付け焼き刃の覚え書き

 本や映画についての感想とかゲームの覚え書きとかあれこれ。(無記名コメントはご遠慮ください)

「ひとがた流し」 北村薫

2009-05-10 | その他フィクション
「人が生きていく時、力になるのは何かっていうと、《自分が生きていることを、切実に願う誰かが、いるかどうか》だと思うんだ」
 人間は誰かがつなぎ止めてくれている風船のようなものだと玲に語る千波。

 少女たちが高校を卒業してから25年。今も彼女たちの友情は続いている。
 アナウンサーの千波は朝のニュース番組のメインキャスターに抜擢されるが、その直後に乳ガンを宣告される。一方、彼女の高校からの友人である作家の牧子や写真家の妻となった美々は……。

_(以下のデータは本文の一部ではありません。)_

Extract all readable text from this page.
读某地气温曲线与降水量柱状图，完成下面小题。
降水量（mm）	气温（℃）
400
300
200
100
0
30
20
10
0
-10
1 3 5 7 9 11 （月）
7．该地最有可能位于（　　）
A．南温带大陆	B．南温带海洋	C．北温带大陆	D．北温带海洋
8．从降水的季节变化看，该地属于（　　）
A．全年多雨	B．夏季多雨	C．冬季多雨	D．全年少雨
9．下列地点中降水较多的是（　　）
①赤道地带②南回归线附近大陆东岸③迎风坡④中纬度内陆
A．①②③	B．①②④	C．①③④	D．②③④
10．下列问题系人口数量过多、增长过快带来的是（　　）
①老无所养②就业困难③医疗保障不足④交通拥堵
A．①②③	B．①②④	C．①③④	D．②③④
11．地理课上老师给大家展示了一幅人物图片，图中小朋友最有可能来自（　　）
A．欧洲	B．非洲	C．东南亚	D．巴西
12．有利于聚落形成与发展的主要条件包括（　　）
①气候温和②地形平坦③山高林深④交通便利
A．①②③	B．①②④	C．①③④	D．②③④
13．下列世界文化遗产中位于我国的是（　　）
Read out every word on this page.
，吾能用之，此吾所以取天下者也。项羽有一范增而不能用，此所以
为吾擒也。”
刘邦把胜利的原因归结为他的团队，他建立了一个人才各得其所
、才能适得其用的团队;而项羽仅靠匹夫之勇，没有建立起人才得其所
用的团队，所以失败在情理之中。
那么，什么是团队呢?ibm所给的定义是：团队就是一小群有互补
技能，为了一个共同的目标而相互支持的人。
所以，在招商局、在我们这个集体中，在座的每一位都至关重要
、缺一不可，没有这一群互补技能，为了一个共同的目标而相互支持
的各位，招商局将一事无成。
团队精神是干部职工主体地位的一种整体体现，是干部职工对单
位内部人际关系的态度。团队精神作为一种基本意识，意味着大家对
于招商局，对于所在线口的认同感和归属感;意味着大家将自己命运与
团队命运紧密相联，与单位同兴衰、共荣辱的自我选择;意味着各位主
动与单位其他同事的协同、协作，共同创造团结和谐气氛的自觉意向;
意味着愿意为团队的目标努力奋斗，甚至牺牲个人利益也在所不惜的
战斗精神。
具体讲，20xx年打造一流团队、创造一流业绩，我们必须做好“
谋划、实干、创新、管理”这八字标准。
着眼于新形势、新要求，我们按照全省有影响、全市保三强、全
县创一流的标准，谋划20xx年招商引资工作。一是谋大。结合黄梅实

 3人の女性の日々の情景を通じて、さまざまな家族の形、夫婦の形を描いていくのですが、その根幹には幼なじみとの友情がありました。そんな女友達の心のつながりで編み上げられた物語。この前日譚ともいうべき『月の砂漠をさばさばと』も読んだことがなかったのに気がついて反省。またすぐ入手します。

 鴨足屋(いちょうや)さんは本当に良い人だと思いました。小さな納豆が上を向いて落ちたって良いじゃないか。小さな喜びをほらねと笑って語り合える人が側にいるってのは嬉しいことです。『OL進化論』を読んでても思ったことですが。